Wireless systems let customers achieve wired system benefits without the cost of hardwired systems. Installing wireless typically is faster than implementing a traditional hardwired solution. When wanting to retrofit older buildings with new access control systems, a wireless solution may be the only viable option you can use. Also, wireless readers are not limited to doors — wireless solutions exist for exit devices, gates and elevators. Wireless systems work with most of today’s access control systems.
Existing ID credentials will work with the new wireless solution. Access privilege changes and audit records are available at the central control terminal, all from a common database, which simplifies data entry and management. This also eliminates the need to go door to door to upload changes and download records, making wireless locksets a good alternative to offline, standalone locking systems. In addition, all wireless transmissions are typically encoded and may use AES128-bit private keys for heightened security.
Popular Applications That Scream for Wireless
According to Ahern, the most popular uses of wireless are in those situations where companies decide to extend the perimeters of their facilities. “With a wireless access control system, you can easily extend their solution up to 10,000 feet,” he says. “That’s almost two miles!”
Ahern says Cypress access control specialists recommend wireless for connecting to parking lots; extending the access system across the road, railroad tracks or river; creating temporary reader installation at a construction site; and where it is simply undesirable to trench, cable or pull wire.
“We are seeing wireless devices used the most in K-12 education spaces to secure individual classroom doors,” reports Rick Caruthers, executive vice president, Galaxy Control Systems. “It seems that the overall cost of a wireless reader now allows users to consider doors for access control that were otherwise considered cost prohibitive.
“The main concerns we find are controlling visitors, securing perimeter doors and creating emergency lockdown,” adds Caruthers. “We also find that wireless locks are making it more affordable for school systems to consider devices for each classroom door where, in the past, typical locking hardware proved to be too costly. Wireless also benefits dealers and integrators themselves. The number of doors installed increases due to the lower cost of a wireless device versus a traditionally secured door and the extra components and labor needed to install it.”
Education is also a good market for Kastle Systems of Falls Church, Va., as well. The company targets the school market and has developed an integrated security solution for educational institutions that employs the latest advances in technology, including wireless access control. “Wireless access control provides better cost, convenience and aesthetics than many wired solutions. Plus, you are eliminating the old metal keys for more advanced access cards,” emphasizes Nikhil Shenoy, director of product marketing for Kastle. “Anywhere that you find a lot of doors within a contained suite or space, wireless could be a better alternative than wired. We use wireless tech on interior rooms in commercial real estate settings, whether it is the door to a bathroom, office, copy room, mechanical or communications closets, or meeting room as it reduces the cost and labor of wiring traditional carded systems. Wireless is a great solution for resident doors in multifamily buildings. For instance, we just finished a 375-resident door, multifamily wireless project in New York City.”

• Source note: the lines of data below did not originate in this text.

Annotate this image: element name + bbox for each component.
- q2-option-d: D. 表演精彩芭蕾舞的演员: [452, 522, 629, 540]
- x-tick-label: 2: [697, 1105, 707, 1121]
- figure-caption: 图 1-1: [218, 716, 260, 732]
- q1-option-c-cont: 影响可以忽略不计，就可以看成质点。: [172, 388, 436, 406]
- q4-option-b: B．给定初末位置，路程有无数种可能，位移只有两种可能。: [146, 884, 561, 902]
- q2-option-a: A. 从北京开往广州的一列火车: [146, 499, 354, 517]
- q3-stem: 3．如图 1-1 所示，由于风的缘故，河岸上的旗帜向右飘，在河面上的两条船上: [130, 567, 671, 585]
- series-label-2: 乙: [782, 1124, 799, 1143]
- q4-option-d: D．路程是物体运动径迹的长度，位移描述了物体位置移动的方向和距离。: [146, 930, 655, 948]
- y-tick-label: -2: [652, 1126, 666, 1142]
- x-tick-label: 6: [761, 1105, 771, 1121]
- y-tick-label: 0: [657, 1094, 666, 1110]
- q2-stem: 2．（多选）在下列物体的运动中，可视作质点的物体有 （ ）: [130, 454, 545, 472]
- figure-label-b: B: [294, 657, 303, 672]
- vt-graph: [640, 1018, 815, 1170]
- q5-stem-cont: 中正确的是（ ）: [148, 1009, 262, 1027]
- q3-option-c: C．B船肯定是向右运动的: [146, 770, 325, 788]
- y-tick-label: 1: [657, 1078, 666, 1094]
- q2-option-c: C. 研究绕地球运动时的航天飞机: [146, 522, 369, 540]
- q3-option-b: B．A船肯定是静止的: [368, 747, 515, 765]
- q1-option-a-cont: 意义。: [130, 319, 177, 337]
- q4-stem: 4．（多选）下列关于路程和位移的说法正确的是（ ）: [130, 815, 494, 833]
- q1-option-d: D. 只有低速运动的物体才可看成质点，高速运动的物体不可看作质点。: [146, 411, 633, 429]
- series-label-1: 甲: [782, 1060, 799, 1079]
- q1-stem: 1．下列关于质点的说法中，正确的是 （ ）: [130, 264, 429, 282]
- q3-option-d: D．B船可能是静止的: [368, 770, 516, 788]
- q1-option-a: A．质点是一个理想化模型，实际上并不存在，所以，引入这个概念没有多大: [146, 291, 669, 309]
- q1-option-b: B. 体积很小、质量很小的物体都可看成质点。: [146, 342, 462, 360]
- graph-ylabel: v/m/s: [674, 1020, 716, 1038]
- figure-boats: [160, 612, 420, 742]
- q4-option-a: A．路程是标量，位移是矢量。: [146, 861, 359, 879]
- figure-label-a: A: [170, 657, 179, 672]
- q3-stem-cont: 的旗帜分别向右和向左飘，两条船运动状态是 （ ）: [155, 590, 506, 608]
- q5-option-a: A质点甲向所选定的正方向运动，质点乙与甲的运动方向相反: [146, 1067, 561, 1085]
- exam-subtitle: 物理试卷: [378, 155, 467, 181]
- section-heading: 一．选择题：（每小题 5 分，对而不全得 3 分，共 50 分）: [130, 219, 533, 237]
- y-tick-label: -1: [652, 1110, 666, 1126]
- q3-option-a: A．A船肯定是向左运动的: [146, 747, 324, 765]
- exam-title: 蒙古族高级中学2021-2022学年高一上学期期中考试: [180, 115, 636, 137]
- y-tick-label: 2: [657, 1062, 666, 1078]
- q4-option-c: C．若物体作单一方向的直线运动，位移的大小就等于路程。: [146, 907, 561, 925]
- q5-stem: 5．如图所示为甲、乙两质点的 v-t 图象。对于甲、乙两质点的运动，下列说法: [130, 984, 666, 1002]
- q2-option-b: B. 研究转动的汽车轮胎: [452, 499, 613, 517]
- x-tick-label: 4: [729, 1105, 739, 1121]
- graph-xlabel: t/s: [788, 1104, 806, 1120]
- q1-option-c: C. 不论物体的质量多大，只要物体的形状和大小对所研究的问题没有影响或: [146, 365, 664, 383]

“Where we get the ‘oos and ahhs’ with wireless is with our handheld wireless mobile readers,” adds Ahern. “They are used to read credentials in applications where it just would not be practical to use a fixed reader. Whenever we offer one to a prospect who uses it for the first time, we always get a big smile.”
According to Ahern, the top prospects are places where an organization wants to check IDs of people in trucks and buses, verify staff attendees at training centers, create an access point away from buildings or establish emergency assembly points and muster stations.
Entry is basic to access control systems at marinas both small and big. For instance, the Blue Water Yacht Club in Sausalito (Calif.) uses its system to control a vehicle gate, dock gate and two restroom doors while a Miami Beach (Fla.) marina uses its system to control many dock gates, restrooms and parking garages. The Port of Everett (Wash.) consists of a hodge-podge of legacy systems that have been integrated into a security system with in excess of 60 access points in an area greater than 3.5 acres that features links up to a mile apart.
Spread Spectrum Vs. WiFi Access Communications
There are two major wireless technologies used in access control systems to send information from/to the door to/from the system computer that runs the access control software: spread spectrum and WiFi. In the first, a 900MHz or 2.4GHz spread-spectrum communication module, along with the card reader, is installed to a panel interface module (PIM) and, from there, onto a hardwired source network. The second method is 2.4GHz/802.11 WiFi, in which communication goes from the card reader or sensor directly to a WiFi antenna and onto a network.
If lockdown is a major need, be aware. Usually, with WiFi, access control decisions are downloaded by the host into the lock five to six times per day versus five to six times per hour with spread-spectrum solutions. Also, signal propagation and strength through building walls is stronger for spread-spectrum signals versus the shorter wavelengths of WiFi signals.